In CAKEPHP can we dynamically change the table linked to a particular model?_问答_开发者

Suppose I have 2 identical table having same structure(Call it 'tableA' & 'tableB').

I want to save certain data on table 'A' and certain data on table 'B'.

NOW I want to use the same MODEL for both the table.

I want to change the table linked with the Model(say 'ModelM') to change 开发者_开发问答dynamically based on condition at the controller.

e.g.

In controller:- //sample code

function saveProduct(){

    $this->loadModel('ModelM');

    if(condition){

        $this->ModelM->useTable = 'A';

    }else{

        $this->ModelM->useTable = 'B';

     }
     $this->ModelM->save($this->data);

}

ADDITION ON 14th JANUARY 2011

Following is the copy/paste of code I am working on:

function experiment(){

    $tableName = 'temp_table'.'1234';

    mysql_query('CREATE TABLE '.$tableName.' LIKE temp_home_masters');

    $sql = $this->createInsertQuery($new_arr,$tableName);

    $status = mysql_query($sql);

    if($status){
        echo "saved successfully";
    }else{
        echo "error";
    }

    $this->NewHomeMaster->setSource($tableName);//NewHomeMaster was previously attached to a different table , here I want to change the tableName the model linked with dynamically.Model 'NewHomeMaster' already exists and uses a table ...Here I am willing to link this model to the newly created tempory table.//

    $home_details=$this->paginate('NewHomeMaster',array($new_conditions));

    mysql_query('DROP table '.$tableName);

}

UNFORTUNATELY THIS DOES NOT WORK...

I originally set out to figure a solution to your problem, but the more I think about it, I believe your logic is flawed.

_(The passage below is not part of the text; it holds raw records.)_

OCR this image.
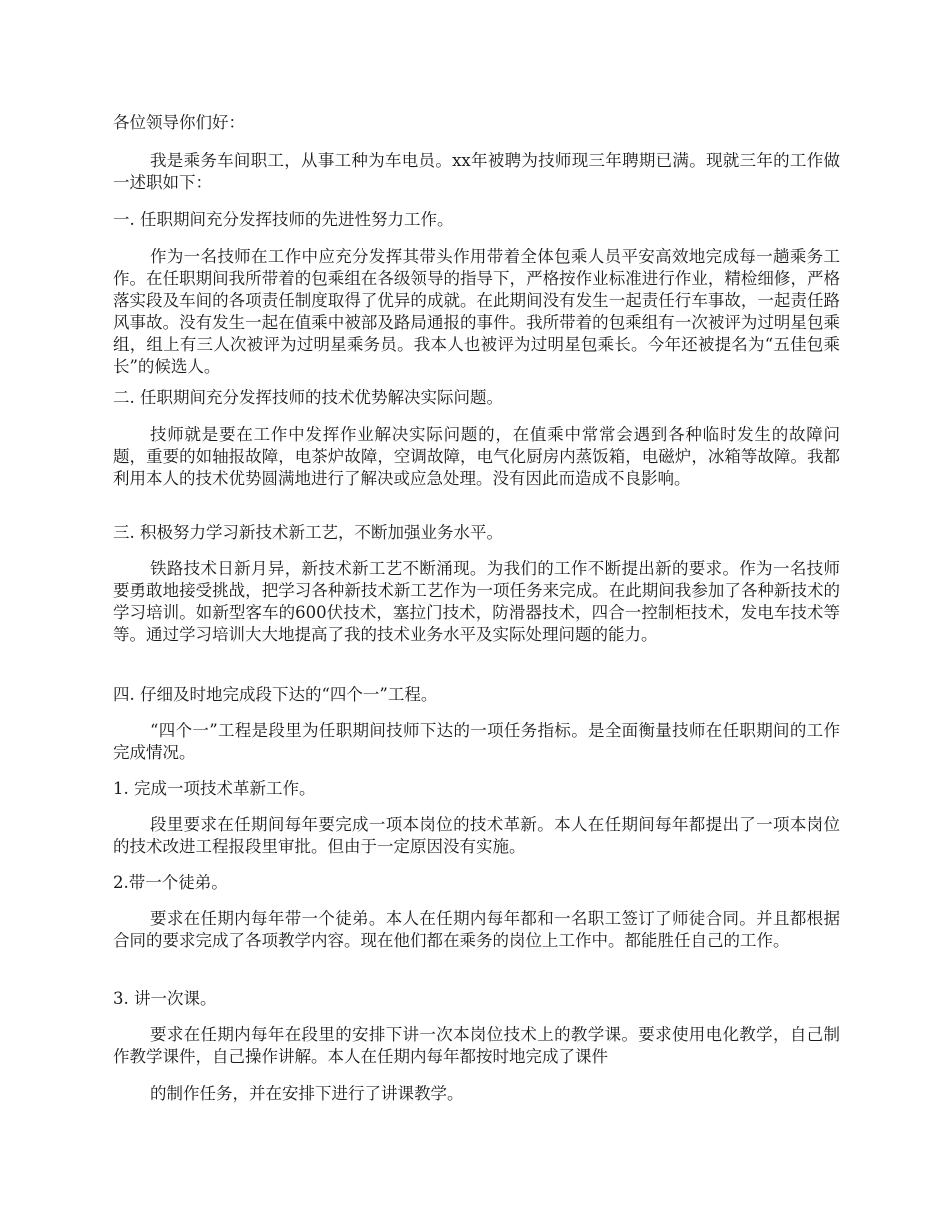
各位领导你们好：

我是乘务车间职工，从事工种为车电员。xx年被聘为技师现三年聘期已满。现就三年的工作做一述职如下：

一. 任职期间充分发挥技师的先进性努力工作。

作为一名技师在工作中应充分发挥其带头作用带着全体包乘人员平安高效地完成每一趟乘务工作。在任职期间我所带着的包乘组在各级领导的指导下，严格按作业标准进行作业，精检细修，严格落实段及车间的各项责任制度取得了优异的成就。在此期间没有发生一起责任行车事故，一起责任路风事故。没有发生一起在值乘中被部及路局通报的事件。我所带着的包乘组有一次被评为过明星包乘组，组上有三人次被评为过明星乘务员。我本人也被评为过明星包乘长。今年还被提名为“五佳包乘长”的候选人。

二. 任职期间充分发挥技师的技术优势解决实际问题。

技师就是要在工作中发挥作业解决实际问题的，在值乘中常常会遇到各种临时发生的故障问题，重要的如轴报故障，电茶炉故障，空调故障，电气化厨房内蒸饭箱，电磁炉，冰箱等故障。我都利用本人的技术优势圆满地进行了解决或应急处理。没有因此而造成不良影响。

三. 积极努力学习新技术新工艺，不断加强业务水平。

铁路技术日新月异，新技术新工艺不断涌现。为我们的工作不断提出新的要求。作为一名技师要勇敢地接受挑战，把学习各种新技术新工艺作为一项任务来完成。在此期间我参加了各种新技术的学习培训。如新型客车的600伏技术，塞拉门技术，防滑器技术，四合一控制柜技术，发电车技术等等。通过学习培训大大地提高了我的技术业务水平及实际处理问题的能力。

四. 仔细及时地完成段下达的“四个一”工程。

“四个一”工程是段里为任职期间技师下达的一项任务指标。是全面衡量技师在任职期间的工作完成情况。

1. 完成一项技术革新工作。

段里要求在任期间每年要完成一项本岗位的技术革新。本人在任期间每年都提出了一项本岗位的技术改进工程报段里审批。但由于一定原因没有实施。

2.带一个徒弟。

要求在任期内每年带一个徒弟。本人在任期内每年都和一名职工签订了师徒合同。并且都根据合同的要求完成了各项教学内容。现在他们都在乘务的岗位上工作中。都能胜任自己的工作。

3. 讲一次课。

要求在任期内每年在段里的安排下讲一次本岗位技术上的教学课。要求使用电化教学，自己制作教学课件，自己操作讲解。本人在任期内每年都按时地完成了课件

的制作任务，并在安排下进行了讲课教学。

I can see how the fact that the tables are similar or identical can lead you to the decision of using a single model to interact with both tables. However, when you look at a what a model is supposed to be (In CakePHP basically an interface to a table), it doesn't make sense to switch back and forth.

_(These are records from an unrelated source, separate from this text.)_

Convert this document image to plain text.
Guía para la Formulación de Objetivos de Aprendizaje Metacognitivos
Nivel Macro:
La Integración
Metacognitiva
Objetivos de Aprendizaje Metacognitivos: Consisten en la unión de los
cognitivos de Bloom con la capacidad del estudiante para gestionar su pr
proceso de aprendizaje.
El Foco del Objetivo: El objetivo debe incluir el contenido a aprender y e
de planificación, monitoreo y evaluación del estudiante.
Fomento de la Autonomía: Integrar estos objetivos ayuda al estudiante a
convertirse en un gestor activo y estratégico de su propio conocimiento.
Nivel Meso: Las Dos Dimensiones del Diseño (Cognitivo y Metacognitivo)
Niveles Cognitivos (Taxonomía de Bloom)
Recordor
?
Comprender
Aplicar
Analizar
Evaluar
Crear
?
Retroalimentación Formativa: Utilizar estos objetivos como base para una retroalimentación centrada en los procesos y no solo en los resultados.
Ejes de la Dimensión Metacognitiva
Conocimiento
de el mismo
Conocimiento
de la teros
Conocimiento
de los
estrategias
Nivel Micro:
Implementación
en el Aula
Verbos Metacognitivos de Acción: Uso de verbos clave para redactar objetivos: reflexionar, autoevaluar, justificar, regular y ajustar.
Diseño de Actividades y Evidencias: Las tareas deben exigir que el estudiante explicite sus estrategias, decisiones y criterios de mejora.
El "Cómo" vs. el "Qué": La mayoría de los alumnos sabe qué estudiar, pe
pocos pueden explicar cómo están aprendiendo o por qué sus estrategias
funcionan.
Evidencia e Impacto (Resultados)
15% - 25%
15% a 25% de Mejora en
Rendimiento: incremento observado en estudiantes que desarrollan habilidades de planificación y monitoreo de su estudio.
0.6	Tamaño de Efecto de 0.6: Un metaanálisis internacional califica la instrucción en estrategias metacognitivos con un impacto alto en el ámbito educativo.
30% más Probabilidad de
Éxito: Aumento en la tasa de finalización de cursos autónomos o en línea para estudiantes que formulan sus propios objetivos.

The CakePHP docs explain models like this:

In object-oriented programming a data model is an object that represents a "thing", like a car, a person, or a house.

In your example, you really have two separate "things" that look exactly the same. Therefore, they should have their own models.

If your models are really going to have the exact same methods, then "the CakePHP Way" would be to define a custom Behavior that encapsulates your shared methods. Then attach the behavior to both models.

Then you can load the model you need in the Controller condition:

private $DynamicModel;

public function saveProduct() {
    if (condition) {
        App::import('Model', 'ModelZ');
        $this->DynamicModel = new ModelZ;
    } else {
        App::import('Model', 'ModelY');
        $this->DynamicModel = new ModelY;
    }
    $this->DynamicModel->save($this->data);
}

Do this on your controllers before filter function:

$this->CakePHPModelName->setSource('table_name');

This will use different table.

Source: http://www.mainelydesign.com/blog/view/changing-cakephps-model-usetable-on-fly

The situation is tricky, as Stephen describes it, because your approach somewhat violates the MVC conventions.

However, if you're willing to go to the dark side of custom hacks, you could consider creating you own customized Datasource in CakePHP that handles this kind of logic for you. An option is to extend a given Datasource (presumably the MySQL one) with you own custom logic that aims to perform some prelimary filtering/conditioning before interacting with the database. Not that clean because the logic is placed in the wrong scope, but could work. Have a look here for a start: http://book.cakephp.org/view/1075/DataSources

Alternatively, you could create two different models and make them share the same logic using a behavior. This kinda limits you to take the choice of model earlier in the flow (and thus doesn't only affect the location of data storage), but might be a possibility.